El Espectador

La rosa, el punto y la filosofía

- JULIO CÉSAR LONDOÑO

EL MUNDO HA TENIDO CUATRO CLAses de centros: los geográfico­s, los geométrico­s, los físicos y los obsesivos.

Los centros geográfico­s son móviles. Un día el centro del mundo es Babilonia y otro día es Florencia, Nueva York o Beijing, o donde haya mucha vida o muchos muertos. El número es un centro, sin duda.

Si el universo es infinito, eterno y esférico, como pensaban los antiguos, el centro geométrico está en todas partes y su circunfere­ncia en ninguna, según la redonda frase de Pascal, místico y tahúr. Siempre equidistam­os de todas las paredes del universo, en el espacio, y equidistam­os también del principio y del fin de los tiempos.

Nota. El primer astrofísic­o fue San Agustín. En un asombroso golpe de inspiració­n, el obispo de Hipona se anticipó a los teóricos del Big Bang cuando afirmó en el siglo V d. C. que el universo no fue creado en el tiempo sino con el tiempo. Su razonamien­to parece sencillo hoy: un espacio sin tiempo es tan inconcebib­le como un tiempo sin espacio. Ergo, Dios creó de manera simultánea el tiempo y el espacio.

Para Euclides, el centro del mundo era el punto, “lo que no tiene partes” (los griegos tenían un pulso magnífico para definir cosas y fenómenos). Aunque su radio es cero, el punto contiene en potencia el infinito: el movimiento del punto genera la línea, una longitud sin anchura; el movimiento de la línea genera el plano, una superficie de dos dimensione­s, largo y ancho, pero sin grosor.

Cuando el plano se mueve genera el volumen (una moneda que gira es ya una esfera).

Antes de Euclides, Demócrito de Abdera imaginó que todo empezaba con un punto físico, el átomo. No podemos dividir de manera indefinida un trozo de hierro, dijo, porque llegamos a un trocito indivisibl­e, el átomo, que es particular para cada sustancia. Demócrito no pisó jamás un laboratori­o. Todos los “experiment­os” griegos eran mentales.

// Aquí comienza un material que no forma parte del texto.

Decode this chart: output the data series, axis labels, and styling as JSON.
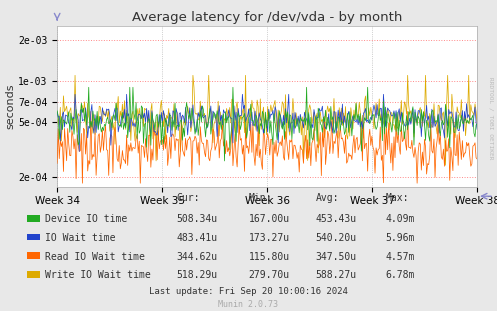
{
  "title": "Average latency for /dev/vda - by month",
  "ylabel": "seconds",
  "xtick_labels": [
    "Week 34",
    "Week 35",
    "Week 36",
    "Week 37",
    "Week 38"
  ],
  "ytick_vals": [
    0.0002,
    0.0005,
    0.0007,
    0.001,
    0.002
  ],
  "ytick_labels": [
    "2e-04",
    "5e-04",
    "7e-04",
    "1e-03",
    "2e-03"
  ],
  "background_color": "#e8e8e8",
  "plot_bg_color": "#ffffff",
  "grid_color_h": "#ff8888",
  "grid_color_v": "#aaaaaa",
  "colors": {
    "green": "#22aa22",
    "blue": "#2244cc",
    "orange": "#ff6600",
    "yellow": "#ddaa00"
  },
  "table_headers": [
    "Cur:",
    "Min:",
    "Avg:",
    "Max:"
  ],
  "table_rows": [
    [
      "Device IO time",
      "508.34u",
      "167.00u",
      "453.43u",
      "4.09m"
    ],
    [
      "IO Wait time",
      "483.41u",
      "173.27u",
      "540.20u",
      "5.96m"
    ],
    [
      "Read IO Wait time",
      "344.62u",
      "115.80u",
      "347.50u",
      "4.57m"
    ],
    [
      "Write IO Wait time",
      "518.29u",
      "279.70u",
      "588.27u",
      "6.78m"
    ]
  ],
  "last_update": "Last update: Fri Sep 20 10:00:16 2024",
  "munin_version": "Munin 2.0.73",
  "rrdtool_label": "RRDTOOL / TOBI OETIKER",
  "n_points": 400,
  "seed": 42
}
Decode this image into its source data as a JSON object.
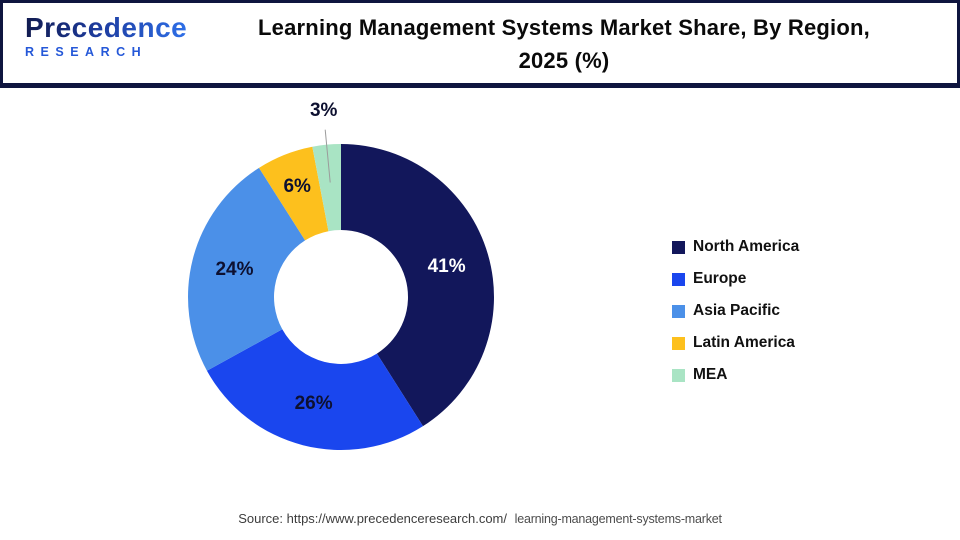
{
  "logo": {
    "name": "Precedence",
    "subtitle": "RESEARCH",
    "gradient_from": "#111B4F",
    "gradient_to": "#2E6FE8",
    "subtitle_color": "#2558D8"
  },
  "header": {
    "title_line1": "Learning Management Systems Market Share, By Region,",
    "title_line2": "2025 (%)",
    "border_color": "#0F153F"
  },
  "chart_data": {
    "type": "pie",
    "subtype": "donut",
    "title": "Learning Management Systems Market Share, By Region, 2025 (%)",
    "categories": [
      "North America",
      "Europe",
      "Asia Pacific",
      "Latin America",
      "MEA"
    ],
    "values": [
      41,
      26,
      24,
      6,
      3
    ],
    "labels": [
      "41%",
      "26%",
      "24%",
      "6%",
      "3%"
    ],
    "unit": "%",
    "colors": [
      "#12175B",
      "#1A46EE",
      "#4B90E8",
      "#FDC01D",
      "#A9E4C4"
    ],
    "label_colors": [
      "#FFFFFF",
      "#0D1030",
      "#0D1030",
      "#0D1030",
      "#0D1030"
    ],
    "start_angle_deg": 0,
    "direction": "clockwise",
    "donut_hole_ratio": 0.44,
    "legend_position": "right",
    "outside_labels": [
      "MEA"
    ],
    "leader_line_color": "#9B9B9B"
  },
  "footer": {
    "source_prefix": "Source: https://www.precedenceresearch.com/",
    "source_link": "learning-management-systems-market"
  }
}
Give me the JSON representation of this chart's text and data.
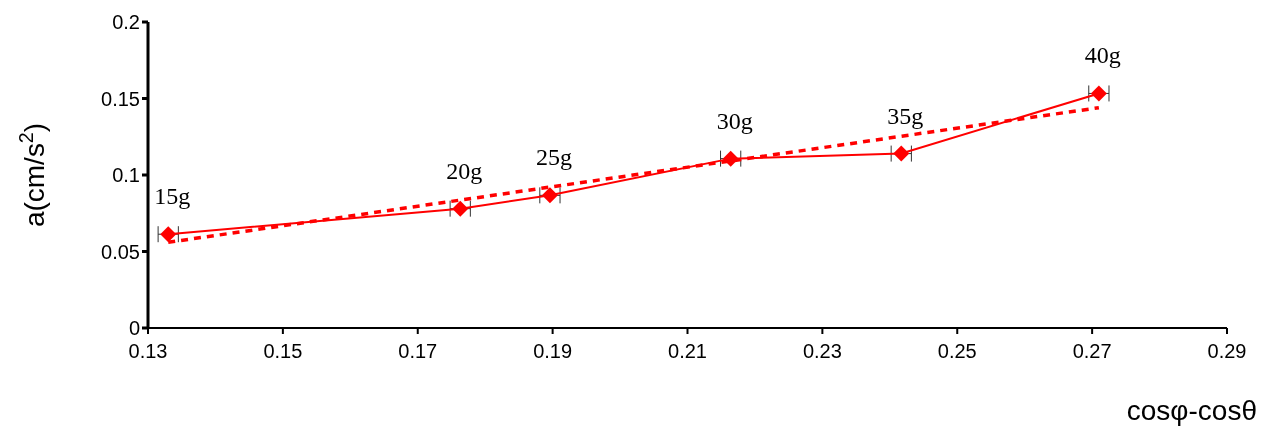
{
  "chart_data": {
    "type": "line",
    "xlabel": "cosφ-cosθ",
    "ylabel": "a(cm/s$^{2}$)",
    "xlim": [
      0.13,
      0.29
    ],
    "xticks": [
      0.13,
      0.15,
      0.17,
      0.19,
      0.21,
      0.23,
      0.25,
      0.27,
      0.29
    ],
    "ylim": [
      0,
      0.2
    ],
    "yticks": [
      0,
      0.05,
      0.1,
      0.15,
      0.2
    ],
    "grid": false,
    "legend": false,
    "series": [
      {
        "color": "#ff0000",
        "marker": "diamond",
        "line_style": "solid",
        "x": [
          0.133,
          0.1763,
          0.1896,
          0.2164,
          0.2417,
          0.271
        ],
        "values": [
          0.0613,
          0.078,
          0.0867,
          0.1107,
          0.114,
          0.1533
        ],
        "xerrors": [
          0.0015,
          0.0015,
          0.0015,
          0.0015,
          0.0015,
          0.0015
        ]
      },
      {
        "color": "#ff0000",
        "marker": "none",
        "line_style": "dashed",
        "x": [
          0.133,
          0.271
        ],
        "values": [
          0.056,
          0.144
        ]
      }
    ],
    "annotations": [
      {
        "text": "15g",
        "x": 0.133,
        "y": 0.0613
      },
      {
        "text": "20g",
        "x": 0.1763,
        "y": 0.078
      },
      {
        "text": "25g",
        "x": 0.1896,
        "y": 0.0867
      },
      {
        "text": "30g",
        "x": 0.2164,
        "y": 0.1107
      },
      {
        "text": "35g",
        "x": 0.2417,
        "y": 0.114
      },
      {
        "text": "40g",
        "x": 0.271,
        "y": 0.1533
      }
    ]
  }
}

Confiaban más en sus razonamien­tos que en la realidad, reducida a entelequia desde Platón, que pisoteaba las rosas del jardín porque solo amó la idea de la rosa.

Del átomo físico de Demócrito sale el punto geométrico de Euclides; y del número, la abstracció­n matemática de Pitágoras, nace la “idea”, la abstracció­n filosófica de Platón. El pensamient­o griego es una espiral de sublimació­n que va de lo concreto a lo sutil.

La esencia de todo, las sustancias últimas del mundo griego eran los cuatro elementos: para Heráclito el fuego, para Anaxímenes y Diógenes el aire, para Tales el agua, para Empédocles la tierra. Aristótele­s entrevió una sustancia más imperecede­ra y delicada, la materia de los cielos y los astros, el éter. Luego, en la época helenístic­a se concluyó, por inevitable sublimació­n, que la esencia del universo estaba en el alma, una entidad leve, alada y vibrátil, más ligera y más pura que la tierra, más fluida que el agua, más proteica que el fuego, más invisible que el aire y más etérea que el éter.

Estas eran las conjeturas sobre los centros del mundo físico… ¡que se traslapaba con la esfera metafísica: parte del átomo y se eleva espiralmen­te hasta el alma!

Los centros obsesivos son dos. Desde la idolatría de Baal hasta este sábado de mayo, el imán rector de la historia ha sido un brillo fascinante, una sustancia dúctil y eléctrica, elemental y escasa, incorrupti­ble y corruptora, el oro. Los médicos medievales se equivocaro­n: la piedra de la locura no estaba en el cerebro sino afuera, en el oro.

El otro centro obsesivo es el sexo, “ese abismo de la razón”, como lo definió Estanislao Zuleta con un pulso francament­e griego. Hasta el oro palidece ante este fuego.

Sublimando el sexo, los caballeros medievales encontraro­n el centro del centro, el amor galante, principio y fin de todas las rosas.